I am running Column Similarity (All Pairs Similarity using DIMSUM) in Spark on a dataset that
looks like (Entity, Attribute, Value) after transforming the same to a row-oriented dense
matrix format (one line per Attribute, one column per Entity, each cell with normalized value
– between 0 and 1).

It runs extremely fast in computing similarities between Entities in most of the case, but
if there is even a single attribute which is frequently occurring across the entities (say
in 30% of entities), job falls apart. Whole job get stuck and worker nodes start running on
100% CPU without making any progress on the job stage. If the dataset is very small (in the
range of 1000 Entities X 500 attributes (some frequently occurring)) the job finishes but
takes too long (some time it gives GC errors too).
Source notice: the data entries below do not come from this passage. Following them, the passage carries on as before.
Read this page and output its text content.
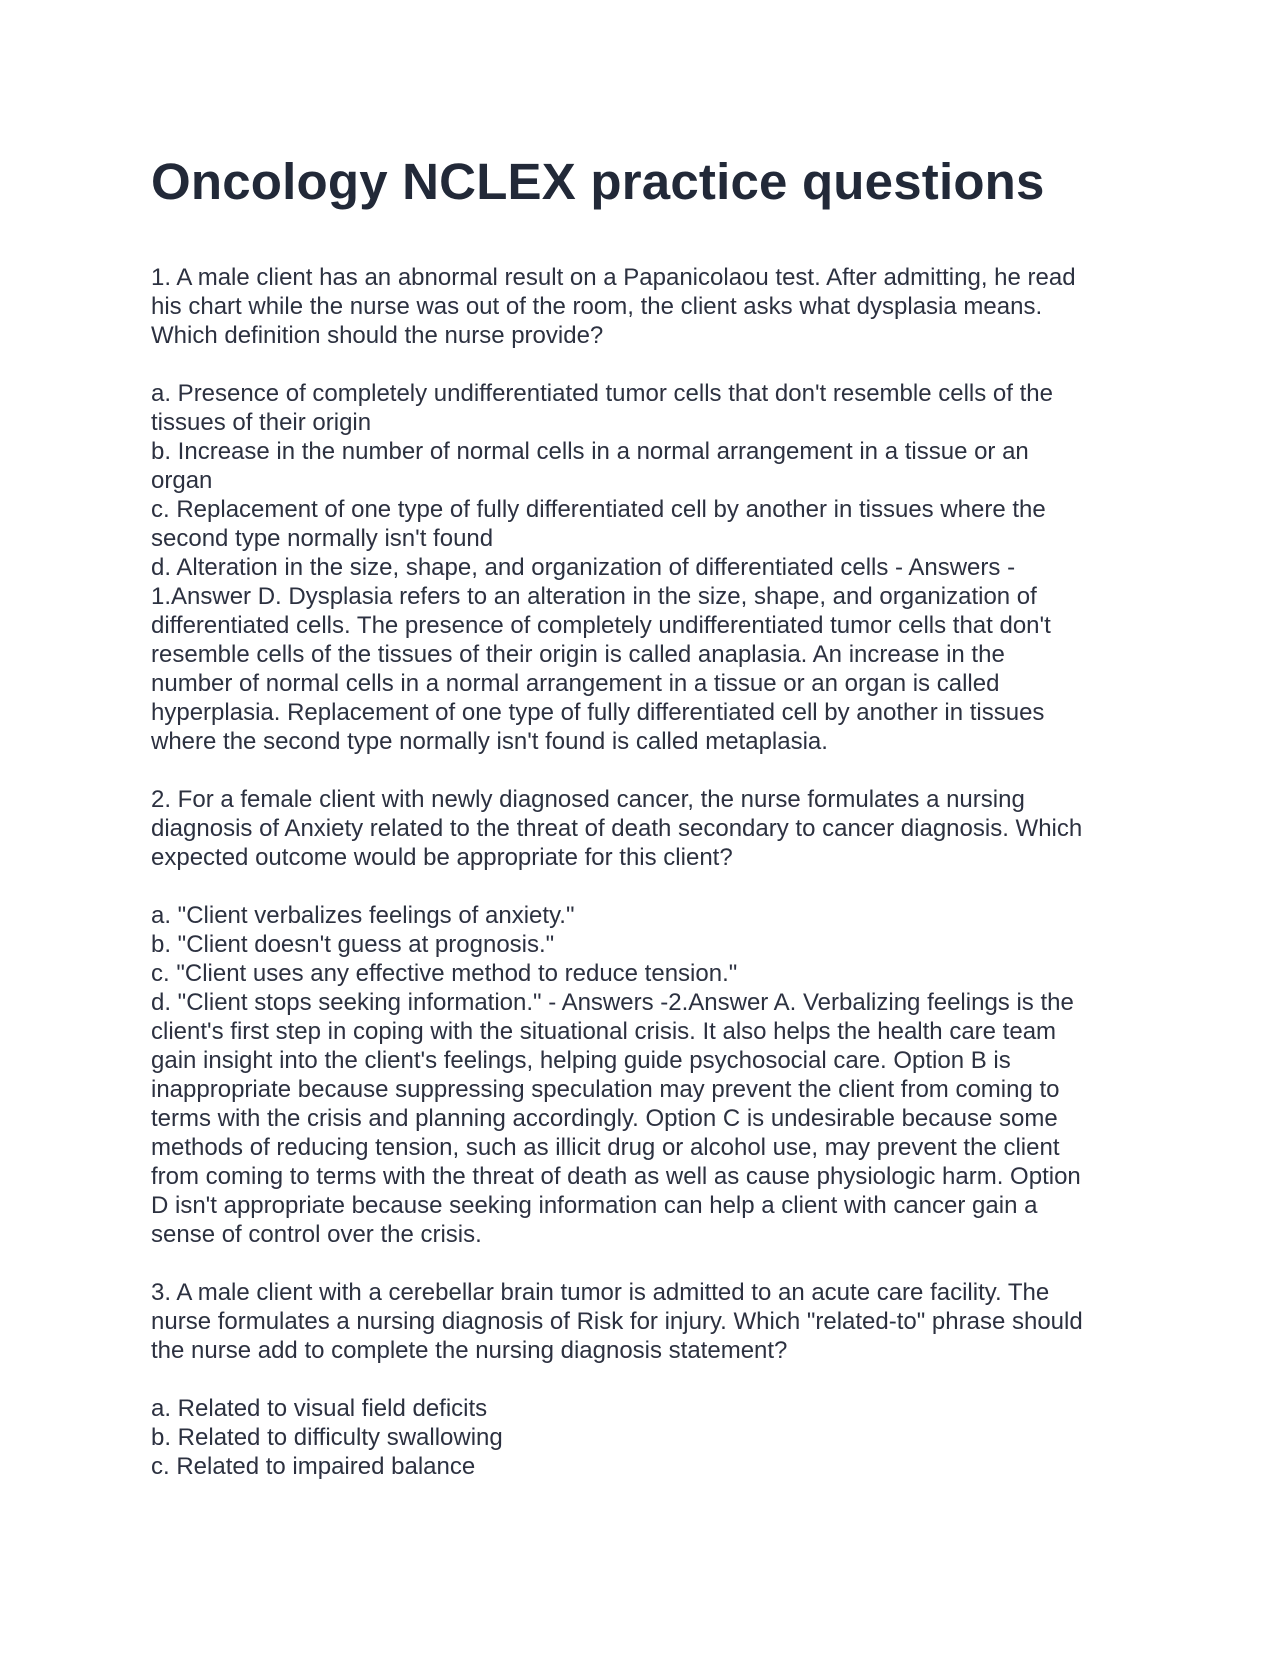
Oncology NCLEX practice questions

1. A male client has an abnormal result on a Papanicolaou test. After admitting, he read

his chart while the nurse was out of the room, the client asks what dysplasia means.

Which definition should the nurse provide?

a. Presence of completely undifferentiated tumor cells that don't resemble cells of the

tissues of their origin

b. Increase in the number of normal cells in a normal arrangement in a tissue or an

organ

c. Replacement of one type of fully differentiated cell by another in tissues where the

second type normally isn't found

d. Alteration in the size, shape, and organization of differentiated cells - Answers -

1.Answer D. Dysplasia refers to an alteration in the size, shape, and organization of

differentiated cells. The presence of completely undifferentiated tumor cells that don't

resemble cells of the tissues of their origin is called anaplasia. An increase in the

number of normal cells in a normal arrangement in a tissue or an organ is called

hyperplasia. Replacement of one type of fully differentiated cell by another in tissues

where the second type normally isn't found is called metaplasia.

2. For a female client with newly diagnosed cancer, the nurse formulates a nursing

diagnosis of Anxiety related to the threat of death secondary to cancer diagnosis. Which

expected outcome would be appropriate for this client?

a. "Client verbalizes feelings of anxiety."

b. "Client doesn't guess at prognosis."

c. "Client uses any effective method to reduce tension."

d. "Client stops seeking information." - Answers -2.Answer A. Verbalizing feelings is the

client's first step in coping with the situational crisis. It also helps the health care team

gain insight into the client's feelings, helping guide psychosocial care. Option B is

inappropriate because suppressing speculation may prevent the client from coming to

terms with the crisis and planning accordingly. Option C is undesirable because some

methods of reducing tension, such as illicit drug or alcohol use, may prevent the client

from coming to terms with the threat of death as well as cause physiologic harm. Option

D isn't appropriate because seeking information can help a client with cancer gain a

sense of control over the crisis.

3. A male client with a cerebellar brain tumor is admitted to an acute care facility. The

nurse formulates a nursing diagnosis of Risk for injury. Which "related-to" phrase should

the nurse add to complete the nursing diagnosis statement?

a. Related to visual field deficits

b. Related to difficulty swallowing

c. Related to impaired balance
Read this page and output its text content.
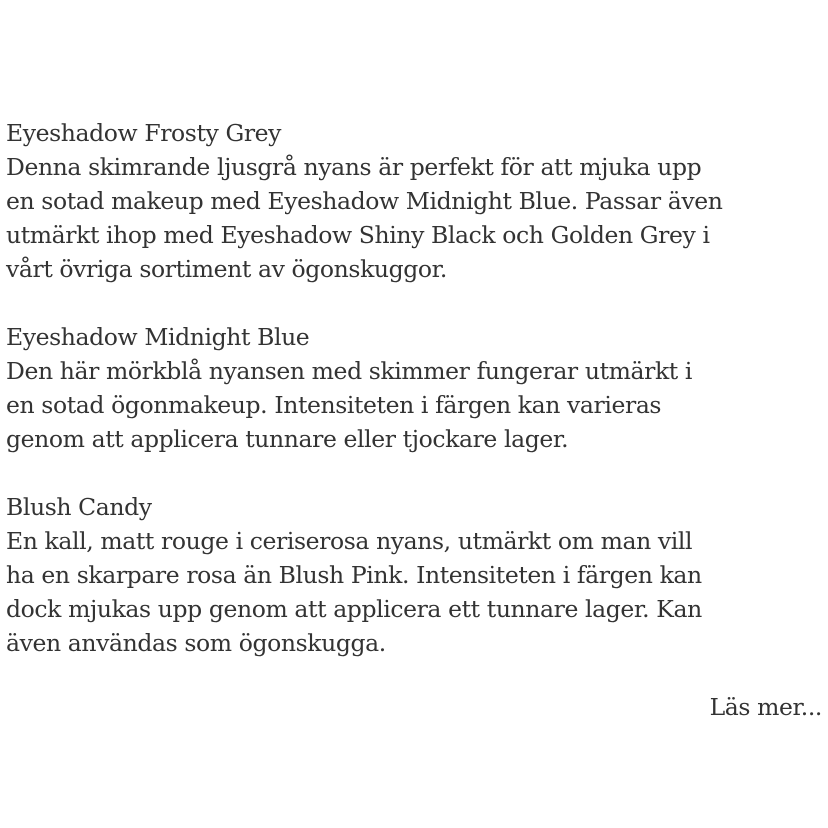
Eyeshadow Frosty Grey
Denna skimrande ljusgrå nyans är perfekt för att mjuka upp
en sotad makeup med Eyeshadow Midnight Blue. Passar även
utmärkt ihop med Eyeshadow Shiny Black och Golden Grey i
vårt övriga sortiment av ögonskuggor.
Eyeshadow Midnight Blue
Den här mörkblå nyansen med skimmer fungerar utmärkt i
en sotad ögonmakeup. Intensiteten i färgen kan varieras
genom att applicera tunnare eller tjockare lager.
Blush Candy
En kall, matt rouge i ceriserosa nyans, utmärkt om man vill
ha en skarpare rosa än Blush Pink. Intensiteten i färgen kan
dock mjukas upp genom att applicera ett tunnare lager. Kan
även användas som ögonskugga.
Läs mer...
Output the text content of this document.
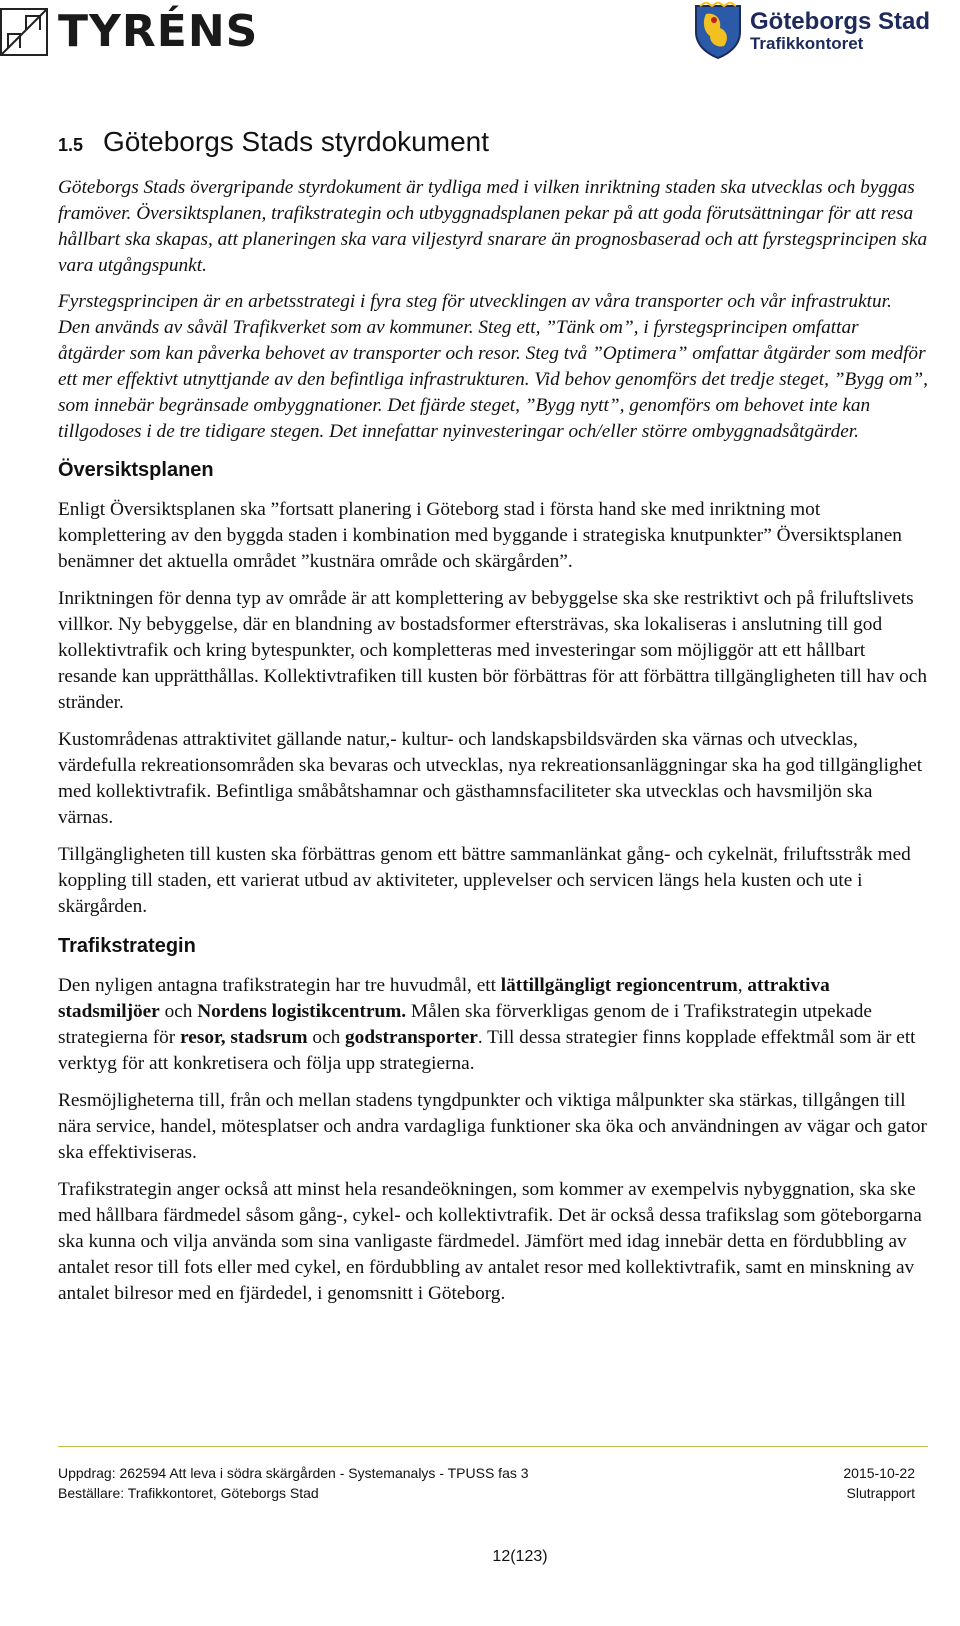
TYRÉNS	Göteborgs Stad
Trafikkontoret
1.5 Göteborgs Stads styrdokument

Göteborgs Stads övergripande styrdokument är tydliga med i vilken inriktning staden ska utvecklas och byggas framöver. Översiktsplanen, trafikstrategin och utbyggnadsplanen pekar på att goda förutsättningar för att resa hållbart ska skapas, att planeringen ska vara viljestyrd snarare än prognosbaserad och att fyrstegsprincipen ska vara utgångspunkt.

Fyrstegsprincipen är en arbetsstrategi i fyra steg för utvecklingen av våra transporter och vår infrastruktur. Den används av såväl Trafikverket som av kommuner. Steg ett, ”Tänk om”, i fyrstegsprincipen omfattar åtgärder som kan påverka behovet av transporter och resor. Steg två ”Optimera” omfattar åtgärder som medför ett mer effektivt utnyttjande av den befintliga infrastrukturen. Vid behov genomförs det tredje steget, ”Bygg om”, som innebär begränsade ombyggnationer. Det fjärde steget, ”Bygg nytt”, genomförs om behovet inte kan tillgodoses i de tre tidigare stegen. Det innefattar nyinvesteringar och/eller större ombyggnadsåtgärder.

Översiktsplanen

Enligt Översiktsplanen ska ”fortsatt planering i Göteborg stad i första hand ske med inriktning mot komplettering av den byggda staden i kombination med byggande i strategiska knutpunkter” Översiktsplanen benämner det aktuella området ”kustnära område och skärgården”.

Inriktningen för denna typ av område är att komplettering av bebyggelse ska ske restriktivt och på friluftslivets villkor. Ny bebyggelse, där en blandning av bostadsformer eftersträvas, ska lokaliseras i anslutning till god kollektivtrafik och kring bytespunkter, och kompletteras med investeringar som möjliggör att ett hållbart resande kan upprätthållas. Kollektivtrafiken till kusten bör förbättras för att förbättra tillgängligheten till hav och stränder.

Kustområdenas attraktivitet gällande natur,- kultur- och landskapsbildsvärden ska värnas och utvecklas, värdefulla rekreationsområden ska bevaras och utvecklas, nya rekreationsanläggningar ska ha god tillgänglighet med kollektivtrafik. Befintliga småbåtshamnar och gästhamnsfaciliteter ska utvecklas och havsmiljön ska värnas.

Tillgängligheten till kusten ska förbättras genom ett bättre sammanlänkat gång- och cykelnät, friluftsstråk med koppling till staden, ett varierat utbud av aktiviteter, upplevelser och servicen längs hela kusten och ute i skärgården.

Trafikstrategin

Den nyligen antagna trafikstrategin har tre huvudmål, ett lättillgängligt regioncentrum, attraktiva stadsmiljöer och Nordens logistikcentrum. Målen ska förverkligas genom de i Trafikstrategin utpekade strategierna för resor, stadsrum och godstransporter. Till dessa strategier finns kopplade effektmål som är ett verktyg för att konkretisera och följa upp strategierna.

Resmöjligheterna till, från och mellan stadens tyngdpunkter och viktiga målpunkter ska stärkas, tillgången till nära service, handel, mötesplatser och andra vardagliga funktioner ska öka och användningen av vägar och gator ska effektiviseras.

Trafikstrategin anger också att minst hela resandeökningen, som kommer av exempelvis nybyggnation, ska ske med hållbara färdmedel såsom gång-, cykel- och kollektivtrafik. Det är också dessa trafikslag som göteborgarna ska kunna och vilja använda som sina vanligaste färdmedel. Jämfört med idag innebär detta en fördubbling av antalet resor till fots eller med cykel, en fördubbling av antalet resor med kollektivtrafik, samt en minskning av antalet bilresor med en fjärdedel, i genomsnitt i Göteborg.

Uppdrag: 262594 Att leva i södra skärgården - Systemanalys - TPUSS fas 3	2015-10-22
Beställare: Trafikkontoret, Göteborgs Stad	Slutrapport
12(123)
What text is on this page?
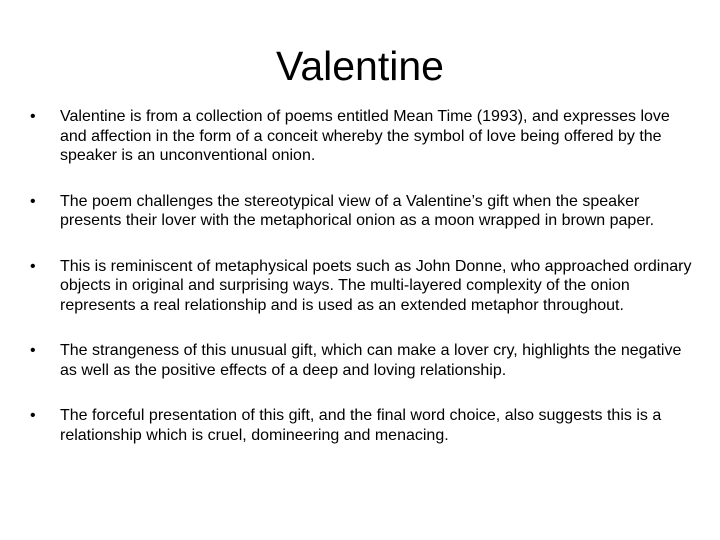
Valentine
•	Valentine is from a collection of poems entitled Mean Time (1993), and expresses love and affection in the form of a conceit whereby the symbol of love being offered by the speaker is an unconventional onion.
•	The poem challenges the stereotypical view of a Valentine’s gift when the speaker presents their lover with the metaphorical onion as a moon wrapped in brown paper.
•	This is reminiscent of metaphysical poets such as John Donne, who approached ordinary objects in original and surprising ways. The multi-layered complexity of the onion represents a real relationship and is used as an extended metaphor throughout.
•	The strangeness of this unusual gift, which can make a lover cry, highlights the negative as well as the positive effects of a deep and loving relationship.
•	The forceful presentation of this gift, and the final word choice, also suggests this is a relationship which is cruel, domineering and menacing.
If none of the attribute is frequently occurring (all < 2%), then job runs in a lightning
fast manner (even for 1000000 Entities X 10000 attributes) and results are very accurate.

I am running Spark 1.2.0-cdh5.3.0 on 11 node cluster each having 4 cores and 16GB of RAM.

My question is - Is this behavior expected for datasets where some Attributes frequently occur?

Manish Gupta